Of the 29,768 unique patients included in the VIRUS COVID-19 registry’s database as of March 17th, 2021, we identified a cohort of 3,227 (16.5% of overall registry) patients who were ≥18 years old, who were admitted to hospitals within the United States, who died during their primary hospitalization, and who did not meet the exclusion criteria. The registry did not collect data regarding discharge of patients to in-patient hospice. Patients were excluded from study analyses if they had do-not-resuscitate (DNR) code status existing on primary COVID-19 hospital admission, died within 24 hours of primary hospital admission, or were admitted to hospitals that reported in the registry database that they had insufficient bed capacity, ventilators, personnel, or personal protective equipment (PPE) during the time of a patient’s primary COVID-19 hospitalization (Fig. 1 ).
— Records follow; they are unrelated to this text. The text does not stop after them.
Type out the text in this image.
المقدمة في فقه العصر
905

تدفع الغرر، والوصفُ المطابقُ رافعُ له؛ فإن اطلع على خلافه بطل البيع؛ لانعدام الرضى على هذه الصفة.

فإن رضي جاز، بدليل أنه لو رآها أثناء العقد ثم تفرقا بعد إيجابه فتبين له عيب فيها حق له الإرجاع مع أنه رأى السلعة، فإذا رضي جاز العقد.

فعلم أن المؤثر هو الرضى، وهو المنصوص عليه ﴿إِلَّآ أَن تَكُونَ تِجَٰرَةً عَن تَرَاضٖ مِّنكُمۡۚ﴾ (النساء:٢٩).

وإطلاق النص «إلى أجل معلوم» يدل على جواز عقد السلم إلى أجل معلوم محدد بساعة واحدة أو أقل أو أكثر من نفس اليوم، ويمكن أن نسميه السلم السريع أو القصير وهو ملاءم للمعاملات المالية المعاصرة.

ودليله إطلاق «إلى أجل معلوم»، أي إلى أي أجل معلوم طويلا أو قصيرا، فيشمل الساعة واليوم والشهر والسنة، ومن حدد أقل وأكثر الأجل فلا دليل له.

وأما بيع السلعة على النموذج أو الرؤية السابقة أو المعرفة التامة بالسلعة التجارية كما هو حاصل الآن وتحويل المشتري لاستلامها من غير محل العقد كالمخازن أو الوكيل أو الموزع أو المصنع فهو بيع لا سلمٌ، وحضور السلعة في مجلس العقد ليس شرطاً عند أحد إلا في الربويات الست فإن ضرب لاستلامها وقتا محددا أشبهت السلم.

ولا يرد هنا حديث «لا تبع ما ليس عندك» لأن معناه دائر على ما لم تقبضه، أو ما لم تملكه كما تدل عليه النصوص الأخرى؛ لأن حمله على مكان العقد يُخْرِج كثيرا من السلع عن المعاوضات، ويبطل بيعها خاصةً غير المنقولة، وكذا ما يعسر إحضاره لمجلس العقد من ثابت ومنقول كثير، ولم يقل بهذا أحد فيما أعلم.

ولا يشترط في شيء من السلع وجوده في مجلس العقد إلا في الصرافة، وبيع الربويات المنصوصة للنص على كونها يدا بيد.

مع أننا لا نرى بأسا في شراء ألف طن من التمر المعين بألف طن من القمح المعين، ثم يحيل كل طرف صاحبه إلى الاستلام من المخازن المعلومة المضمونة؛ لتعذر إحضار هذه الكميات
Patients admitted to hospitals which utilized co-ventilation (i.e., the practice of ventilating multiple patients using a single ventilator) were also excluded as per the criteria of insufficient ventilator availability. We excluded patients hospitalized outside the United States because of variability in the availability, funding and cultural views affecting palliative care utilization.
Fig. 1

Flow Chart Describing the Application of Inclusion and Exclusion Criteria.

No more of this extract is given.